Folha de S. Paulo


Para ex-prefeito de Bogotá, paz na Colômbia beneficiará a esquerda

Quando foi eleito prefeito de Bogotá, em 1998, Enrique Peñalosa, 60, deu início a um período de reformas urbanísticas que transformaram a capital colombiana em exemplo internacional de metrópole moderna e funcional.

Nas administrações dele e de seu sucessor, Antanas Mockus, ambos então do Partido Verde, foram criadas ciclovias, parques, um esquema integrado de bibliotecas e o Transmilênio (sistema de transporte público com veículos leves em corredores nas grandes avenidas).

As propostas melhoraram a movimentação e a qualidade de vida dos bogotanos, numa época em que os discursos políticos convencionais estavam focados apenas na questão da guerra ao narcotráfico e no aumento da violência nas grandes cidades.

Agora, Peñalosa é novamente candidato a prefeito, em eleição que ocorre no próximo dia 25 de outubro –e que também escolhe governadores dos 32 Estados, deputados e prefeitos de outros 1099 municípios.
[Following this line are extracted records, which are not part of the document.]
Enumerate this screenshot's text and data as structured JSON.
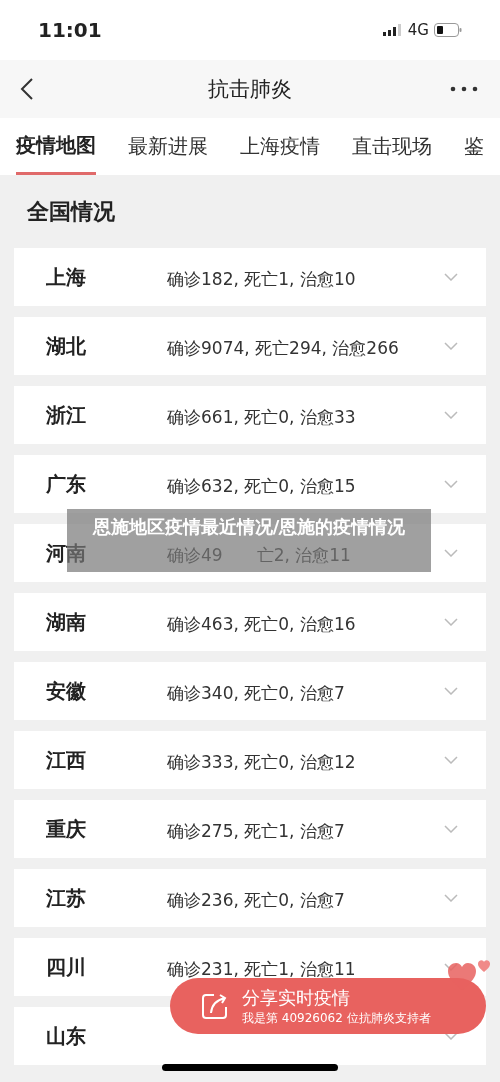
{
  "status_bar": {
    "time": "11:01",
    "network": "4G"
  },
  "nav": {
    "title": "抗击肺炎"
  },
  "tabs": [
    {
      "label": "疫情地图",
      "selected": true
    },
    {
      "label": "最新进展",
      "selected": false
    },
    {
      "label": "上海疫情",
      "selected": false
    },
    {
      "label": "直击现场",
      "selected": false
    },
    {
      "label": "鉴",
      "selected": false
    }
  ],
  "section_title": "全国情况",
  "regions": [
    {
      "name": "上海",
      "stats": "确诊182, 死亡1, 治愈10"
    },
    {
      "name": "湖北",
      "stats": "确诊9074, 死亡294, 治愈266"
    },
    {
      "name": "浙江",
      "stats": "确诊661, 死亡0, 治愈33"
    },
    {
      "name": "广东",
      "stats": "确诊632, 死亡0, 治愈15"
    },
    {
      "name": "河南",
      "stats": "确诊49",
      "stats_after": "亡2, 治愈11"
    },
    {
      "name": "湖南",
      "stats": "确诊463, 死亡0, 治愈16"
    },
    {
      "name": "安徽",
      "stats": "确诊340, 死亡0, 治愈7"
    },
    {
      "name": "江西",
      "stats": "确诊333, 死亡0, 治愈12"
    },
    {
      "name": "重庆",
      "stats": "确诊275, 死亡1, 治愈7"
    },
    {
      "name": "江苏",
      "stats": "确诊236, 死亡0, 治愈7"
    },
    {
      "name": "四川",
      "stats": "确诊231, 死亡1, 治愈11"
    },
    {
      "name": "山东"
    }
  ],
  "overlay_caption": "恩施地区疫情最近情况/恩施的疫情情况",
  "share_button": {
    "title": "分享实时疫情",
    "subtitle": "我是第 40926062 位抗肺炎支持者"
  }
}
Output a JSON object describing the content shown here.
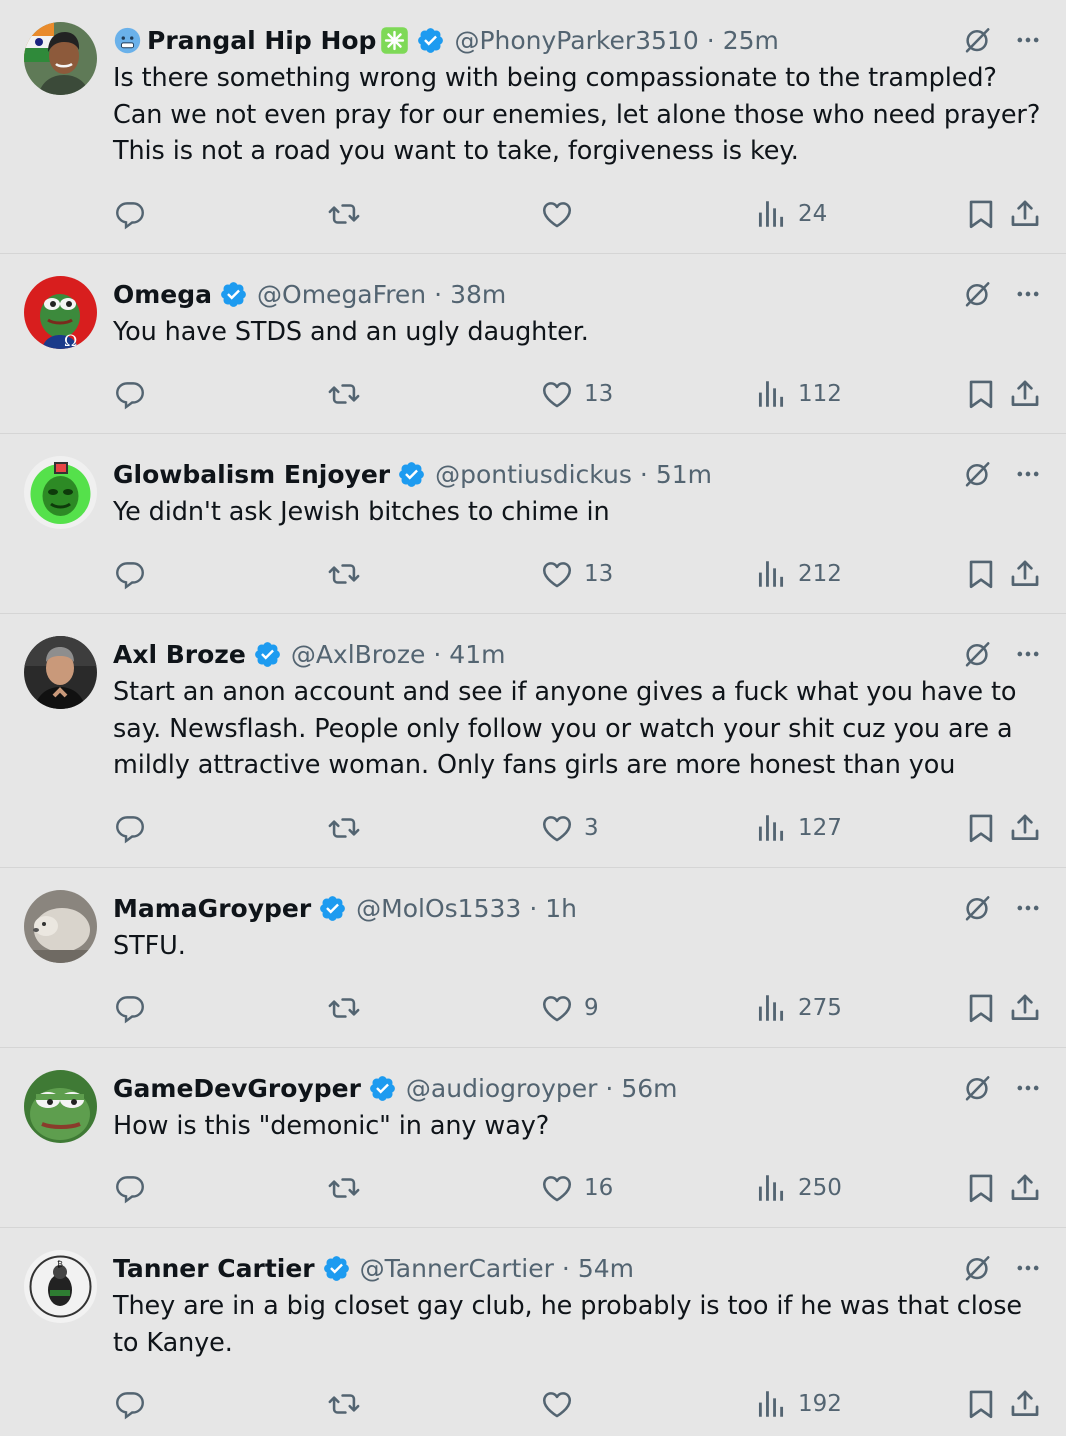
{
  "tweets": [
    {
      "name": "Prangal Hip Hop",
      "handle": "@PhonyParker3510",
      "time": "25m",
      "text": "Is there something wrong with being compassionate to the trampled? Can we not even pray for our enemies, let alone those who need prayer? This is not a road you want to take, forgiveness is key.",
      "likes": "",
      "views": "24"
    },
    {
      "name": "Omega",
      "handle": "@OmegaFren",
      "time": "38m",
      "text": "You have STDS and an ugly daughter.",
      "likes": "13",
      "views": "112"
    },
    {
      "name": "Glowbalism Enjoyer",
      "handle": "@pontiusdickus",
      "time": "51m",
      "text": "Ye didn't ask Jewish bitches to chime in",
      "likes": "13",
      "views": "212"
    },
    {
      "name": "Axl Broze",
      "handle": "@AxlBroze",
      "time": "41m",
      "text": "Start an anon account and see if anyone gives a fuck what you have to say. Newsflash. People only follow you or watch your shit cuz you are a mildly attractive woman. Only fans girls are more honest than you",
      "likes": "3",
      "views": "127"
    },
    {
      "name": "MamaGroyper",
      "handle": "@MolOs1533",
      "time": "1h",
      "text": "STFU.",
      "likes": "9",
      "views": "275"
    },
    {
      "name": "GameDevGroyper",
      "handle": "@audiogroyper",
      "time": "56m",
      "text": "How is this \"demonic\" in any way?",
      "likes": "16",
      "views": "250"
    },
    {
      "name": "Tanner Cartier",
      "handle": "@TannerCartier",
      "time": "54m",
      "text": "They are in a big closet gay club, he probably is too if he was that close to Kanye.",
      "likes": "",
      "views": "192"
    }
  ],
  "dot": "·",
  "colors": {
    "background": "#e6e6e6",
    "verified": "#1d9bf0",
    "muted": "#536471",
    "text": "#0f1419"
  },
  "icons": [
    "reply-icon",
    "retweet-icon",
    "like-icon",
    "views-icon",
    "bookmark-icon",
    "share-icon",
    "grok-icon",
    "more-icon",
    "verified-badge-icon"
  ]
}
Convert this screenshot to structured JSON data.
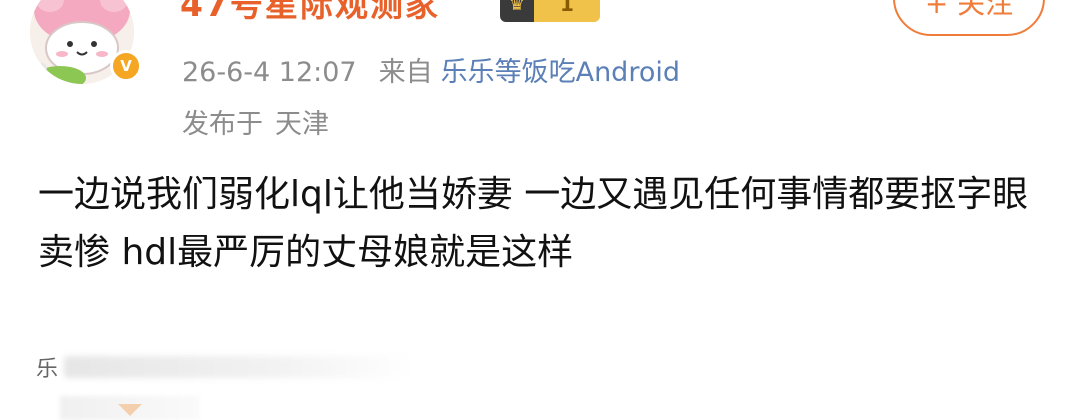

O eleitorado está dividido, Peñalosa disputa, com apenas um 1% de diferença, o posto com o candidato de centro, Rafael Pardo, e a esquerdista Clara López.

Analistas políticos apontam a eleição como essencial para a reorganização política colombiana, diante da possibilidade de os acordos de paz com as Farc (Forças Armadas Revolucionárias da Colômbia) terem êxito e, com isso, um novo panorama partidário se configurar para a eleição presidencial de 2018.

Leia, abaixo, os principais trechos da entrevista que Peñalosa deu à Folha, por telefone.

O ex-prefeito estará em São Paulo para participar de um fórum urbanístico realizado pelo Secovi entre 30 de agosto e 2 de setembro.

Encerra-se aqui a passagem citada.